Great films don’t need to be shot on a huge budget. Sometimes the pressures of a low budget can force a director to be more creative, seek innovations and the result is often breathtakingly different. These two films – Little Feet and The Strange Little Cat – screened at Birmingham’s 2014 Flatpack Festival are a case in point. Little Feet cost just $11,000 to make, while experimental film The Strange Little Cat was made on just 12,000 Euros.



Little Feet

Alexandre Rockwell’s latest 60 minute feature film about the resilience of children, Little Feet, saw its UK premiere at Flatpack. Shot on a micro budget, the independent director of In The Soup (starring Steve Buscemi) recently turned to crowd funding to raise extra cash for the film’s finishing touches. Achieving his target and more, the film is now in the final stages of development needed to take it to wider audiences.

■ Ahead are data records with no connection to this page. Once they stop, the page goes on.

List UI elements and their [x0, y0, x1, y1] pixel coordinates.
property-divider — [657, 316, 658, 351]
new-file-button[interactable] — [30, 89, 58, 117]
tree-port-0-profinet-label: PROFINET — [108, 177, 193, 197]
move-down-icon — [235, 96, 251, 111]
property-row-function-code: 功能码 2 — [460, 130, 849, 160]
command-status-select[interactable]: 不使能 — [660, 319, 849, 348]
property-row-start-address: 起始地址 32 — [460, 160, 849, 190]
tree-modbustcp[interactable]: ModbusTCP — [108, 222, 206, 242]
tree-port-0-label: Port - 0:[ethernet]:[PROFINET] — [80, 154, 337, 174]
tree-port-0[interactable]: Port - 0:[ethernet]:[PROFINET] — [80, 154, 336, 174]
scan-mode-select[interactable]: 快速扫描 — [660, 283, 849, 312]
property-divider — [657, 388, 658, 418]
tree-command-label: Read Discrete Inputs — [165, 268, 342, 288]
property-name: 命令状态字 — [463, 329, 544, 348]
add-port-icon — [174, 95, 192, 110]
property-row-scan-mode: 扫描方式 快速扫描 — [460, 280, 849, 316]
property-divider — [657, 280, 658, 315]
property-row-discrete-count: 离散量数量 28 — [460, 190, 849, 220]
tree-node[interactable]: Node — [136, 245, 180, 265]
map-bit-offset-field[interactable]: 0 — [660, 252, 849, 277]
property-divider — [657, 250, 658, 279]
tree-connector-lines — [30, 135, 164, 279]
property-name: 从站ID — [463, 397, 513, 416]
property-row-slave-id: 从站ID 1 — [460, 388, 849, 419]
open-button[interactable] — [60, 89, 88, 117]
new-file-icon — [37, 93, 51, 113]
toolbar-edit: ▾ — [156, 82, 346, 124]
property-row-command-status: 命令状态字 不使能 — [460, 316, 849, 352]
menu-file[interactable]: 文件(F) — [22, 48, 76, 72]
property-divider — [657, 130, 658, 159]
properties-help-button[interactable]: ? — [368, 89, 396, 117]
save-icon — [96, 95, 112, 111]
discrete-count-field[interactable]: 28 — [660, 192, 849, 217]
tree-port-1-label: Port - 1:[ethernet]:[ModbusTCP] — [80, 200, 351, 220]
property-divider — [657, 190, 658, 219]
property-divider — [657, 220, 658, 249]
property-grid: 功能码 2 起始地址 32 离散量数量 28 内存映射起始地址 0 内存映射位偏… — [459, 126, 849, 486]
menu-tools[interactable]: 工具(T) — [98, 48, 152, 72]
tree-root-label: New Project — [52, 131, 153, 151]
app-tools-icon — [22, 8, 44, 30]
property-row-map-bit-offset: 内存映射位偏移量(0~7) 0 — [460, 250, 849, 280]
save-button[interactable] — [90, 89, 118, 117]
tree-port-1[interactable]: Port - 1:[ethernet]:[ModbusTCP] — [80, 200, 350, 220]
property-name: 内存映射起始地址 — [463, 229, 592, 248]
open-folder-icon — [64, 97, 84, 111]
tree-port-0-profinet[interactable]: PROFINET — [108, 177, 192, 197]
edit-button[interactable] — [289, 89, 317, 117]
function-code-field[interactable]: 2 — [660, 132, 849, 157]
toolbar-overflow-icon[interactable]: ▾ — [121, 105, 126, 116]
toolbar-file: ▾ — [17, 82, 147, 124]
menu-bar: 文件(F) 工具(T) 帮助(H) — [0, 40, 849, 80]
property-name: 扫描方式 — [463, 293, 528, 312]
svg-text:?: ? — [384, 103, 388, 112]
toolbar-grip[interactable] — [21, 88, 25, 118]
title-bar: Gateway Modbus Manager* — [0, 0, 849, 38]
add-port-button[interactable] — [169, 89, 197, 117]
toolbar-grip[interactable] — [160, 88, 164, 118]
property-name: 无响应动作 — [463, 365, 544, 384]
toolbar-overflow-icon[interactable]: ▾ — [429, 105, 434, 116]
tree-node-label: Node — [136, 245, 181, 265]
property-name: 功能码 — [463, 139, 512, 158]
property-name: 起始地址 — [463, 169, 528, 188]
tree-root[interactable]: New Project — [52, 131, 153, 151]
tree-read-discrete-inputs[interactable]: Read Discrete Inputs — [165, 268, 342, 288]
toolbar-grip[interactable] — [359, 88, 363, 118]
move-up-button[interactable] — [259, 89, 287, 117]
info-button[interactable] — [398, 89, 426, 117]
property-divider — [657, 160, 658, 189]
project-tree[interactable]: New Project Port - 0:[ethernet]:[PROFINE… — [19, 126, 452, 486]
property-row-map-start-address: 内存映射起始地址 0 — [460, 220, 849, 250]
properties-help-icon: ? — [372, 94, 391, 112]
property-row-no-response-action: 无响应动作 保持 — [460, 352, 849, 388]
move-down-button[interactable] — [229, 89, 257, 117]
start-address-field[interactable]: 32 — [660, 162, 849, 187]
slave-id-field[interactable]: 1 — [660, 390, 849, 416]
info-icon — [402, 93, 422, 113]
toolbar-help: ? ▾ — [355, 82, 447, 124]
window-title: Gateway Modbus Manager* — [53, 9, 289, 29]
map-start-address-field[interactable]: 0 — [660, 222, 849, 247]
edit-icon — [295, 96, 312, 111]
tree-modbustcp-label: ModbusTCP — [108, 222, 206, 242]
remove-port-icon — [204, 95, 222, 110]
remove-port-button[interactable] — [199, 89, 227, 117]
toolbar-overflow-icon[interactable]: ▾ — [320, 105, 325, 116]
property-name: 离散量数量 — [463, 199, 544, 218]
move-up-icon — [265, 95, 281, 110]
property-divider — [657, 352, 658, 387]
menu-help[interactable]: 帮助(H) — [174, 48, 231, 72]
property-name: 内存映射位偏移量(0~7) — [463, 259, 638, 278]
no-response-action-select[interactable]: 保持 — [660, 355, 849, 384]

Little Feet is a black and white wonder, co-written with Rockwell’s eight year old daughter Lana who also stars. It’s a magical piece of cinema that takes viewers back to the freedoms of childhood as Lana and her brother Nico embark on a journey to release their goldfish into the sea following the death of their mother. Shot on Rockwell’s Bolex camera converted to Super 16, the cinematography infuses Little Feet with melancholy without ever overshadowing the children’s sense of adventure. You can check out the trailer above and read my full review of the film over at Gorilla Film Magazine.

The Strange Little Cat

The Strange Little Cat is an unusual German film frequently shot at the mid close up range as if through the eyes of a child. The world through these eyes is strange, often alien and frequently jarring. Set almost entirely in the confines of a small apartment, family members discuss recent day to day events, highlighting the world’s simplest and most complex puzzles. Why does dropped orange peel always land white side up? And how can we be lonely when we’re surrounded by people?

Director Ramon Zürcher uses surprising camera angles and domestic sounds to create a sense of unease and describes his experimental film as ‘horror without any horror’. Take a look at the trailer below. You can read my full review of this special little film over at Gorilla Film Magazine.

The Strange Little Cat: SFIFF 56 Trailer from San Francisco Film Society on Vimeo.

Both of these low budget feature films are exceptional viewing, packed with cinematic joys, innovation and creativity. With its beautiful soundtrack, Little Feet even sits in my top five films of this year. The Strange Little Cat is more challenging in its unusual style but is thought provoking cinema, offering plenty of ideas to mull over after the credits roll.